A mediano plazo (uno a cinco años), los incendios crearán una ventana de oportunidad para reforestar. En muchos sitios habrá una inmensa cantidad de nutrientes rápidamente disponibles para las plantas, que podría ser aprovechada plantando árboles.
A largo plazo, debe considerarse seriamente sustituir la política indiscriminada de supresión de incendios forestales por una política mixta, que combine por ejemplo la lucha contra el fuego en sitios reforestados con la realización de una serie de quemas controladas en sitios con arbolado adulto, los cuales se beneficiarían con la quema de la hojarasca acumulada.

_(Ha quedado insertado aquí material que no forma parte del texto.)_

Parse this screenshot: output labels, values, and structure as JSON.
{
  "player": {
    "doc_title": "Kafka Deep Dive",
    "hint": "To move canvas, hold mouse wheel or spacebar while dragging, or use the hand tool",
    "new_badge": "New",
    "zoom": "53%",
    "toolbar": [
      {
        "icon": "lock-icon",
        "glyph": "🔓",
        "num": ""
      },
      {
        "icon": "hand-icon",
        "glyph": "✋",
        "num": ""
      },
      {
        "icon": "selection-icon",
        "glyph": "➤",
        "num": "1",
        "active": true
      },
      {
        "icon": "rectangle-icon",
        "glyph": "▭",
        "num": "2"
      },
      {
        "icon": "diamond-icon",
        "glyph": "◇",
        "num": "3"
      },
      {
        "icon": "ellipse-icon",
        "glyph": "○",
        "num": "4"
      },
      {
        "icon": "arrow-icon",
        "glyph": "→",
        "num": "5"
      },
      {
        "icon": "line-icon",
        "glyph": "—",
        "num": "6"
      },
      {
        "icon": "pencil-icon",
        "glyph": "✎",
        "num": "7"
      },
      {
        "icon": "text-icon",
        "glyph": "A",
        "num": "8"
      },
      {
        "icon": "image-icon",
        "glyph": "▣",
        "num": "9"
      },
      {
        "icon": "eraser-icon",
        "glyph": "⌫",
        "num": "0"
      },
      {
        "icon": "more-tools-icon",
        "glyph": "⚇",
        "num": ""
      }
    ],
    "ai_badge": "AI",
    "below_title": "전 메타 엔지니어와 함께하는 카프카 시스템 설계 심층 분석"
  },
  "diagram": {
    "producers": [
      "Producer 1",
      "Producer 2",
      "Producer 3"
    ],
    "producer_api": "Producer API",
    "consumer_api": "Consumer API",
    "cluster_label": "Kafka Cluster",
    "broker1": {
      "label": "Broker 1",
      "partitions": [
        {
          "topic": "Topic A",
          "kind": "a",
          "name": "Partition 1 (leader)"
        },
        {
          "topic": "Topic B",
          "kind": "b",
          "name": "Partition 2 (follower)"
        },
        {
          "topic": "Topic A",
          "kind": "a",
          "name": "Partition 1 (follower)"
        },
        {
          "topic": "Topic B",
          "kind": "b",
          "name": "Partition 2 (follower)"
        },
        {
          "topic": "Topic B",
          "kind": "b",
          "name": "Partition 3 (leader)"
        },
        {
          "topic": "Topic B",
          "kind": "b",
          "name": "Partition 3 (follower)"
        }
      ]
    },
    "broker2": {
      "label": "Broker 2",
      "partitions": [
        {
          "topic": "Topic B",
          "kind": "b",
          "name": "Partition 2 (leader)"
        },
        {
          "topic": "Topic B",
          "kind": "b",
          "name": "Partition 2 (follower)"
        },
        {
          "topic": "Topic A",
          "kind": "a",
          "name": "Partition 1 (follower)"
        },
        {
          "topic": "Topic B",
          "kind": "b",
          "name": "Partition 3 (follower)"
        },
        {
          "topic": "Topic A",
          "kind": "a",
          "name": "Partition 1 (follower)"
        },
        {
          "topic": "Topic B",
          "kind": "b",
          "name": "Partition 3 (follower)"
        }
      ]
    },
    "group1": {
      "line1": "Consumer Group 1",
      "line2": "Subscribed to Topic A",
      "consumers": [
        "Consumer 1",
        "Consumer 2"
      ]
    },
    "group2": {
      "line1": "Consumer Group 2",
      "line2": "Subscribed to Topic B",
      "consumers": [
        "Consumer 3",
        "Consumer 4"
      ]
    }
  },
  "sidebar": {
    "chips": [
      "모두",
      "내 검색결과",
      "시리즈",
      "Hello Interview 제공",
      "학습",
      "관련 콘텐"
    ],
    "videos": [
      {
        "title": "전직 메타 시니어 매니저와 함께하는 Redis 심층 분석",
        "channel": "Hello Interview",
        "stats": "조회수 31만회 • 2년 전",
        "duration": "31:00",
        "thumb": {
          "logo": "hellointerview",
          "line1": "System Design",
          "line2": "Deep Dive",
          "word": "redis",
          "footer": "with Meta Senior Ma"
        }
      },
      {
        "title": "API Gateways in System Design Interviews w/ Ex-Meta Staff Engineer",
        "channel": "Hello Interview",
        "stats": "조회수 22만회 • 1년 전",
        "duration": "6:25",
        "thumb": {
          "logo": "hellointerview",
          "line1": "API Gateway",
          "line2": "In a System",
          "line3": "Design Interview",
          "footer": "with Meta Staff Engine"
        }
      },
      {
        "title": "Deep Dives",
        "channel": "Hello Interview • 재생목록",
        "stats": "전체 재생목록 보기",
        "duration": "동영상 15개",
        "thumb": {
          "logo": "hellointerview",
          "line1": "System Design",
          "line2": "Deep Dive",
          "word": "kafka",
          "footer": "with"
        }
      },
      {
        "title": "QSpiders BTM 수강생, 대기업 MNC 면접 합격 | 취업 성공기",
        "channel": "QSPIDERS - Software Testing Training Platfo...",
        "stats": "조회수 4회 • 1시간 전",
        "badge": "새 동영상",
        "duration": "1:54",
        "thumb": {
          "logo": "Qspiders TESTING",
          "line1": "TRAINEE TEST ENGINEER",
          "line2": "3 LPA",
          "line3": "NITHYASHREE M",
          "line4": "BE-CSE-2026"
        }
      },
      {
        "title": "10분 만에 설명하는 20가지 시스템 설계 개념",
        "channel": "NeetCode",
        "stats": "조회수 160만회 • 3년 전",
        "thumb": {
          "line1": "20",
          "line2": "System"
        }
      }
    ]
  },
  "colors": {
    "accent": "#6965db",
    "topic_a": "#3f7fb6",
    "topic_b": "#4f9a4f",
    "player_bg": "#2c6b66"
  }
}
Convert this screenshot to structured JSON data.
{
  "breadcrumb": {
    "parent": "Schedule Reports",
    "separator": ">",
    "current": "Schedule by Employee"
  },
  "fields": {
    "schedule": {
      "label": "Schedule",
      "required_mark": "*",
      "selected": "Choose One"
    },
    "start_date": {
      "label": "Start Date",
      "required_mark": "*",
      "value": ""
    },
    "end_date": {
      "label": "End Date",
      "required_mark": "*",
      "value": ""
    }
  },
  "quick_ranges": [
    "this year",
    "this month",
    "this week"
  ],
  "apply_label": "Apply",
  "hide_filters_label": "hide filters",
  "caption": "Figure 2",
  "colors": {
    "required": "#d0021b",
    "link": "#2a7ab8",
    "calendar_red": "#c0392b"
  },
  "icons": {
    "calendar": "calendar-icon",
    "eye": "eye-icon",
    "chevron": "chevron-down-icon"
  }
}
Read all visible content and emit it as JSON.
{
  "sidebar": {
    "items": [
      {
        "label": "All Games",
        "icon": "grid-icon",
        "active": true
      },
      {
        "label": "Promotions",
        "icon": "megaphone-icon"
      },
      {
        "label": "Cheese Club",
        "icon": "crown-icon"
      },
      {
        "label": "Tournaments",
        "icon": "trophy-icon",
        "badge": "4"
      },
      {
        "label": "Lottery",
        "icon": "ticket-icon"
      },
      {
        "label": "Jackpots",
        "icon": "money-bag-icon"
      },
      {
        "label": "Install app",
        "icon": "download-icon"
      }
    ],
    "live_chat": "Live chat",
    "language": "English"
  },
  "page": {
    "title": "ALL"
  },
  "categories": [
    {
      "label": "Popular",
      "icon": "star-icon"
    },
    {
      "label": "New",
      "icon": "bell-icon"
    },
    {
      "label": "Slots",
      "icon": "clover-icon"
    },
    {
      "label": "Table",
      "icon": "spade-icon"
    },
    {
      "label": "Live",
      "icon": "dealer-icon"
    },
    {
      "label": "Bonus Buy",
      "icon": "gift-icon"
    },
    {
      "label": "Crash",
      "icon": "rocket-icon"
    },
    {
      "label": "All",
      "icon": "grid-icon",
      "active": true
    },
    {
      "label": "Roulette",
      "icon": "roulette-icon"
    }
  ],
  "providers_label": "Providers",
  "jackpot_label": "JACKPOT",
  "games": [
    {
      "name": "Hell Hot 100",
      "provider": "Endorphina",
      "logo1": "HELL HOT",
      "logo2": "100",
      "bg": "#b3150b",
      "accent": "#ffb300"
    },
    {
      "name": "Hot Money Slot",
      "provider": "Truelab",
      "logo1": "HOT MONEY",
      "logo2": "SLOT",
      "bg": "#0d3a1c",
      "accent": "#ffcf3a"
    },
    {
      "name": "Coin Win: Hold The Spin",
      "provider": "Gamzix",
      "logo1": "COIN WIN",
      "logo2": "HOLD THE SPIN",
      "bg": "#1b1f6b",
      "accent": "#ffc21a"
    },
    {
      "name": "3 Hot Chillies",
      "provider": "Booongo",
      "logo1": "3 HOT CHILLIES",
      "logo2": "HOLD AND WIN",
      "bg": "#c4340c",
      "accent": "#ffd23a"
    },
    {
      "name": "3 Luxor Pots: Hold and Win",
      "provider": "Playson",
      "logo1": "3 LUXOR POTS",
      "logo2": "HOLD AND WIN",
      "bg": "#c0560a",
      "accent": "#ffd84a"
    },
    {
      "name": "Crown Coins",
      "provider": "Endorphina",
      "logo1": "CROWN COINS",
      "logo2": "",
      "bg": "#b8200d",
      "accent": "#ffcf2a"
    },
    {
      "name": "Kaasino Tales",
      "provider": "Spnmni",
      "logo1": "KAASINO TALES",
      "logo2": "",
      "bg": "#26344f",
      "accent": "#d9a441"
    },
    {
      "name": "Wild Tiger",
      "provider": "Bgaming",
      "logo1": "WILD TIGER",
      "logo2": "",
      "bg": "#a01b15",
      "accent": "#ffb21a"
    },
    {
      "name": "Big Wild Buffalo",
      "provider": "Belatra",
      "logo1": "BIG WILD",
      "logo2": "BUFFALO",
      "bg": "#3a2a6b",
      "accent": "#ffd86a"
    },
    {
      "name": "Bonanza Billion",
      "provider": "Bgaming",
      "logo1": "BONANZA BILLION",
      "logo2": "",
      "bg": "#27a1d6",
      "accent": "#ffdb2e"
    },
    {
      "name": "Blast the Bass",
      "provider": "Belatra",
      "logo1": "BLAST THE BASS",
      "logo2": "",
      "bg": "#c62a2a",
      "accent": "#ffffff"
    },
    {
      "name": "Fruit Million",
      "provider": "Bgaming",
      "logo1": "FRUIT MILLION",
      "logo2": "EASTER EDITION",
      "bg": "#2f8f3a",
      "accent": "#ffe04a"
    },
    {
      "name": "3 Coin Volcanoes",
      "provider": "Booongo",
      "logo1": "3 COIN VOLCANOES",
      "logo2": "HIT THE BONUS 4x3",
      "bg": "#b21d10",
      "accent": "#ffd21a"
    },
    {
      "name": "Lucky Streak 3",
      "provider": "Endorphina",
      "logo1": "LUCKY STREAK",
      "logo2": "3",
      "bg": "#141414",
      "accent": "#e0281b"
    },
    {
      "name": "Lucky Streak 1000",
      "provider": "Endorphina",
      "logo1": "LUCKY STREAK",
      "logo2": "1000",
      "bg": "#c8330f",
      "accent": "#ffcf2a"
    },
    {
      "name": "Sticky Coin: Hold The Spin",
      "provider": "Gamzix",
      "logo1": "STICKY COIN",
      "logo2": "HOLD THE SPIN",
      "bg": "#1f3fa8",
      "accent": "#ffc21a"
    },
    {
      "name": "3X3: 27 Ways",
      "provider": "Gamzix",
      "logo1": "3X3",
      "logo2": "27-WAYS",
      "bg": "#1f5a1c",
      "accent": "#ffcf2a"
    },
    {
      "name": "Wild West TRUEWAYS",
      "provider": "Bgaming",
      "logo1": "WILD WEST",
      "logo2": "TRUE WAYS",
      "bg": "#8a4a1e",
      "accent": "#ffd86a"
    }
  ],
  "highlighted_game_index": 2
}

¿Por qué no se había modificado en México la política indiscriminada de supresión de incendios forestales? ¿Por que no se reaccionó ante la catástrofe de Yellowstone? Creemos que en gran medida la explicación es la insuficiente investigación que se realiza en México en materia de recursos forestales en general. Y aquí cabe una última pregunta: ¿no sería mejor impulsar la investigación en materia forestal en vez de destinar 14.4 por ciento del producto interno bruto en el Fondo Bancario de Protección al Ahorro? Sobre todo si consideramos que el Fobaproa se utilizó para salvar instituciones que, en palabras del gobernador del Banco de México, Guillermo Ortiz, ``se entregaron a unos pillos''.